Work Burnout is Now a Mental Health Diagnosis
Ever feel like you may be suffering from work burnout? The World Health Organization now says it’s a real thing and they’re officially recognizing it.
Work burnout? Yep, it’s really a thing.
The World Health Organization says it’s now recognizing the condition as an actual mental health condition. The agency announced Tuesday it will add burnout as an official syndrome in their International Classification of Diseases Handbook. The listings will go into effect in January 2022.
I suppose anyone feeling work burnout until then will just continue to be told they think too much or it’s all in their head.
WHO says it is a syndrome resulting from chronic workplace stress that has not been successfully managed. The agency’s official definition of the condition applies only to the workplace and contains three parts:
- Feelings of energy depletion or exhaustion
- Increased mental distance from one’s job, or feelings of negativism or cynicism related to one’s job; and
- Reduced professional efficacy.
Dan Schawbel, research director at HR advisory firm Future Workplace, told CNBC the syndrome is already an “epidemic” that he expects to worsen. He says employees feel undervalued, underpaid and are often pressured to skip vacation time and be “on call” to answer emails and text messages nearly 24/7.
“Basically, workers are getting taken advantage of,” Schawbel said. “As a result, people are burned out, they’re stressed out.”
I’ve been there.
I’ve felt what I’d call work burnout at times over my 28 years in TV. Ultimately, I’d find a different job in a different location.
But it wasn’t the change of setting that did the trick. For me, it was finally finding the right workplace with the right boss.
I do believe we workers bring a lot of burnout on ourselves with our own unreasonable expectations of ourselves, our bosses make a huge difference as well.
When you’re treated like you don’t matter, when you’re treated like you’re a “necessary evil,” you can’t possibly be happy longterm in such a workplace.
When you have a boss who really cares about you — and that’s not something most bosses can successfully fake — that alone can make a difference.

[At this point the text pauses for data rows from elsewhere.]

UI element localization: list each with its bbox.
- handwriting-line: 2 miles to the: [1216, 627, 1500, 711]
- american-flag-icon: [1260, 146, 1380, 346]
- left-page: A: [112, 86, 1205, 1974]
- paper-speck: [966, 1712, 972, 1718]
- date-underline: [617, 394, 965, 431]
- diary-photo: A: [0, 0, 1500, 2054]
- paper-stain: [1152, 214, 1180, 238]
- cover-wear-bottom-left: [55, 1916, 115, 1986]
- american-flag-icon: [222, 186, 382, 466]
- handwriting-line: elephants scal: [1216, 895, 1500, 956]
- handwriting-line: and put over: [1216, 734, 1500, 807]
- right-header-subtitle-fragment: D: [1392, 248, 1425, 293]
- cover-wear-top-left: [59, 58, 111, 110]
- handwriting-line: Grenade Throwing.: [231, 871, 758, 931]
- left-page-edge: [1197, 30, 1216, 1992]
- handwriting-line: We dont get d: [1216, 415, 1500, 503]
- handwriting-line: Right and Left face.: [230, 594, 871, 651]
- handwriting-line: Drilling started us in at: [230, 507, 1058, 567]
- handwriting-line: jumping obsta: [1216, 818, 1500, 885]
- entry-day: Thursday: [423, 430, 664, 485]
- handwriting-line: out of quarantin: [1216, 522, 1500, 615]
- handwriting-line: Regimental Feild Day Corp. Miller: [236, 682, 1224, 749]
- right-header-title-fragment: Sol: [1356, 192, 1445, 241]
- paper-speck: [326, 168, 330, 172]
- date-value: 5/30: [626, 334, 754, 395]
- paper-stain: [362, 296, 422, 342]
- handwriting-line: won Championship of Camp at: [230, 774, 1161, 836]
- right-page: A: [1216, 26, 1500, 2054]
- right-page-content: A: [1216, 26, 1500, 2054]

If you manage people, I urge you to take some time to think about those workers. Do they know you care? Do they know you value them? (Here’s a hint: If you haven’t made a point to say it and show it, assume they don’t.)
As a leader in my workplace, I take it personally. Some people will always feel burnout and be sensitive to it more than others. But a good manager makes sure he or she takes the time to get to know employees well enough to determine if that’s the case. And then that manager makes time to find ways to make things better.
Technology is definitely making life easier on one hand. But it’s complicating lives by intruding into personal time on the other.
Maybe part of fighting burnout is having leaders set rules about how much work is too much.
Much of what the workplace defines as an “emergency” really isn’t. And if your workplace acts like it’s full of the little boys who cried wolf, you’re in for a rough time.